The charter language, adopted in 1990, empowers a seven-member County Correctional Center Board of Visitors -- appointed by the county executive and approved by the legislature -- to "investigate, review or take such other actions as shall be deemed necessary or proper with respect to inmate complaints." The panel also is supposed to advise the sheriff on "improving conditions of inmate care, treatment, safety, rehabilitation, recreation, training and education."
After advocates raised the issue in October, county officials said they were examining what to do. "The administration will "determine what actions should be taken after completion of its investigation," Mangano spokesman Brian Nevin said in an email.
Jacobs said she wants to know why the charter requirement has been ignored.
"It is something that for some reason no administration, Republican or Democrat, has done," she said.
Mangano, a Republican, is the third county executive since the Board of Visitors provision was written into the charter. He followed Democrat Thomas Suozzi (2002-09) and Republican Thomas Gulotta (1987-2001).
"Why it never became a reality is something that left many of us scratching our heads," said Legis. David Denenberg (D-Merrick).
Gulotta and Suozzi could not be reached for comment.
Privacy concerns
Nevin said it was possible the jail committee was never formed because its "duties are duplicative to those of the correction commission."
Nassau jail officials declined to comment on both the charter requirement and conditions at the lockup.
Fredrickson cited the jail's history of problems as evidence that greater oversight is needed. The Jan. 8, 1999, beating by correction officers of Thomas Pizzuto, 38, of Hicksville, who died days later of a ruptured spleen, led to prison terms for four officers and federal oversight of the jail that lasted until 2005.

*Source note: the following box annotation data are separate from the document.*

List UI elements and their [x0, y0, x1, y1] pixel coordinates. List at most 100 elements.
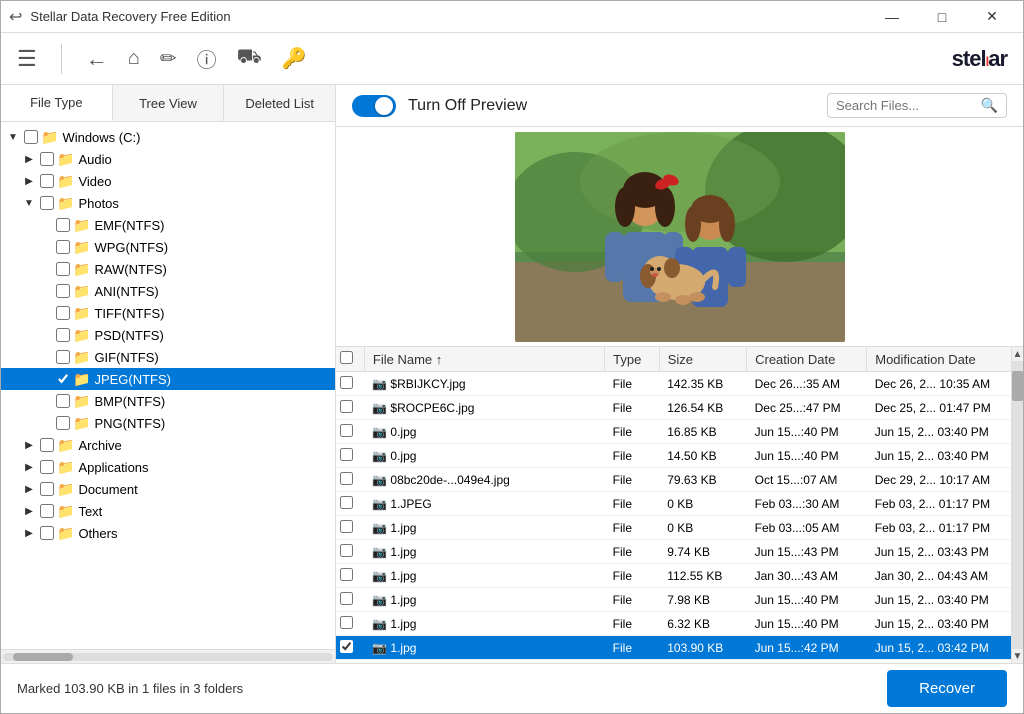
checkbox-photos[interactable]	[40, 196, 54, 210]
expand-icon-archive[interactable]: ▶	[21, 437, 37, 453]
sidebar-item-text[interactable]: ▶📁Text	[1, 500, 335, 522]
checkbox-audio[interactable]	[40, 152, 54, 166]
recover-button[interactable]: Recover	[887, 670, 1007, 707]
expand-icon-raw[interactable]	[37, 261, 53, 277]
maximize-button[interactable]: □	[919, 1, 965, 33]
row-checkbox-11[interactable]	[340, 640, 353, 653]
table-row[interactable]: 📷1.jpgFile112.55 KBJan 30...:43 AMJan 30…	[336, 564, 1011, 588]
sidebar-item-jpeg[interactable]: 📁JPEG(NTFS)	[1, 368, 335, 390]
row-checkbox-3[interactable]	[340, 448, 353, 461]
expand-icon-wpg[interactable]	[37, 239, 53, 255]
checkbox-others[interactable]	[40, 526, 54, 540]
help-icon[interactable]: ⓘ	[197, 44, 217, 73]
checkbox-wpg[interactable]	[56, 240, 70, 254]
sidebar-item-gif[interactable]: 📁GIF(NTFS)	[1, 346, 335, 368]
sidebar-item-others[interactable]: ▶📁Others	[1, 522, 335, 544]
row-checkbox-10[interactable]	[340, 616, 353, 629]
expand-icon-gif[interactable]	[37, 349, 53, 365]
expand-icon-windows[interactable]: ▼	[5, 129, 21, 145]
minimize-button[interactable]: —	[869, 1, 915, 33]
expand-icon-psd[interactable]	[37, 327, 53, 343]
expand-icon-bmp[interactable]	[37, 393, 53, 409]
expand-icon-emf[interactable]	[37, 217, 53, 233]
expand-icon-png[interactable]	[37, 415, 53, 431]
back-icon[interactable]: ↩	[9, 7, 22, 27]
checkbox-raw[interactable]	[56, 262, 70, 276]
checkbox-document[interactable]	[40, 482, 54, 496]
scroll-down-arrow[interactable]: ▼	[1012, 649, 1023, 663]
back-nav-icon[interactable]: ←	[86, 46, 108, 72]
preview-toggle[interactable]	[352, 95, 396, 117]
expand-icon-tiff[interactable]	[37, 305, 53, 321]
table-row[interactable]: 📷0.jpgFile16.85 KBJun 15...:40 PMJun 15,…	[336, 420, 1011, 444]
checkbox-gif[interactable]	[56, 350, 70, 364]
th-type[interactable]: Type	[605, 347, 660, 372]
table-row[interactable]: 📷1.JPEGFile0 KBFeb 03...:30 AMFeb 03, 2.…	[336, 492, 1011, 516]
home-icon[interactable]: ⌂	[128, 47, 140, 70]
checkbox-archive[interactable]	[40, 438, 54, 452]
th-modification-date[interactable]: Modification Date	[867, 347, 1011, 372]
sidebar-item-wpg[interactable]: 📁WPG(NTFS)	[1, 236, 335, 258]
table-row[interactable]: 📷1.jpgFile9.74 KBJun 15...:43 PMJun 15, …	[336, 540, 1011, 564]
sidebar-item-archive[interactable]: ▶📁Archive	[1, 434, 335, 456]
expand-icon-jpeg[interactable]	[37, 371, 53, 387]
close-button[interactable]: ✕	[969, 1, 1015, 33]
table-row[interactable]: 📷08bc20de-...049e4.jpgFile79.63 KBOct 15…	[336, 468, 1011, 492]
checkbox-emf[interactable]	[56, 218, 70, 232]
sidebar-item-document[interactable]: ▶📁Document	[1, 478, 335, 500]
sidebar-item-bmp[interactable]: 📁BMP(NTFS)	[1, 390, 335, 412]
row-checkbox-2[interactable]	[340, 424, 353, 437]
checkbox-png[interactable]	[56, 416, 70, 430]
tab-file-type[interactable]: File Type	[1, 85, 113, 121]
table-row[interactable]: 📷1.jpgFile6.32 KBJun 15...:40 PMJun 15, …	[336, 612, 1011, 636]
th-filename[interactable]: File Name ↑	[364, 347, 604, 372]
table-row[interactable]: 📷$RBIJKCY.jpgFile142.35 KBDec 26...:35 A…	[336, 372, 1011, 396]
sidebar-item-emf[interactable]: 📁EMF(NTFS)	[1, 214, 335, 236]
row-checkbox-1[interactable]	[340, 400, 353, 413]
search-input[interactable]	[836, 98, 981, 113]
select-all-checkbox[interactable]	[340, 351, 353, 364]
row-checkbox-9[interactable]	[340, 592, 353, 605]
hamburger-icon[interactable]: ☰	[17, 46, 37, 72]
tab-tree-view[interactable]: Tree View	[113, 85, 225, 121]
checkbox-applications[interactable]	[40, 460, 54, 474]
sidebar-item-windows[interactable]: ▼📁Windows (C:)	[1, 126, 335, 148]
checkbox-ani[interactable]	[56, 284, 70, 298]
expand-icon-document[interactable]: ▶	[21, 481, 37, 497]
sidebar-item-raw[interactable]: 📁RAW(NTFS)	[1, 258, 335, 280]
checkbox-bmp[interactable]	[56, 394, 70, 408]
sidebar-item-tiff[interactable]: 📁TIFF(NTFS)	[1, 302, 335, 324]
row-checkbox-0[interactable]	[340, 376, 353, 389]
checkbox-text[interactable]	[40, 504, 54, 518]
table-row[interactable]: 📷0.jpgFile14.50 KBJun 15...:40 PMJun 15,…	[336, 444, 1011, 468]
expand-icon-applications[interactable]: ▶	[21, 459, 37, 475]
expand-icon-ani[interactable]	[37, 283, 53, 299]
row-checkbox-6[interactable]	[340, 520, 353, 533]
expand-icon-photos[interactable]: ▼	[21, 195, 37, 211]
sidebar-item-audio[interactable]: ▶📁Audio	[1, 148, 335, 170]
th-creation-date[interactable]: Creation Date	[747, 347, 867, 372]
sidebar-item-ani[interactable]: 📁ANI(NTFS)	[1, 280, 335, 302]
edit-icon[interactable]: ✏	[160, 46, 177, 71]
row-checkbox-4[interactable]	[340, 472, 353, 485]
table-row[interactable]: 📷1.jpgFile0 KBFeb 03...:05 AMFeb 03, 2..…	[336, 516, 1011, 540]
checkbox-tiff[interactable]	[56, 306, 70, 320]
checkbox-psd[interactable]	[56, 328, 70, 342]
sidebar-item-applications[interactable]: ▶📁Applications	[1, 456, 335, 478]
table-row[interactable]: 📷1.jpgFile7.98 KBJun 15...:40 PMJun 15, …	[336, 588, 1011, 612]
file-scrollbar[interactable]: ▲ ▼	[1011, 347, 1023, 663]
expand-icon-video[interactable]: ▶	[21, 173, 37, 189]
search-box[interactable]: 🔍	[827, 93, 1007, 118]
tab-deleted-list[interactable]: Deleted List	[224, 85, 335, 121]
checkbox-jpeg[interactable]	[56, 372, 70, 386]
table-row[interactable]: 📷1.jpgFile103.90 KBJun 15...:42 PMJun 15…	[336, 636, 1011, 660]
row-checkbox-5[interactable]	[340, 496, 353, 509]
checkbox-video[interactable]	[40, 174, 54, 188]
sidebar-hscrollbar[interactable]	[1, 649, 335, 663]
th-size[interactable]: Size	[659, 347, 746, 372]
key-icon[interactable]: 🔑	[282, 46, 307, 71]
scroll-up-arrow[interactable]: ▲	[1012, 347, 1023, 361]
sidebar-item-psd[interactable]: 📁PSD(NTFS)	[1, 324, 335, 346]
row-checkbox-8[interactable]	[340, 568, 353, 581]
expand-icon-audio[interactable]: ▶	[21, 151, 37, 167]
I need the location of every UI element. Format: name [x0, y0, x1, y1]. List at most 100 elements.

Pizzuto's death briefly sparked interest in filling the civilian oversight board. In March 1999, Gulotta appointed two members, but the other seats weren't filled and the panel never met, according to county records.
Former Freeport-Roosevelt NAACP president Bob Summerville, who organized demonstrations outside the jail in 1999 to improve facility conditions, said he and others were considered for seats on the oversight board by Suozzi in 2003. But "nothing happened," he said.
The Nassau County Sheriff Officers Association has not opposed a civilian jail board, but has concerns over volunteers having access to its members' private information. It said in a recent statement that the board "must be fair, impartial and free of political influence."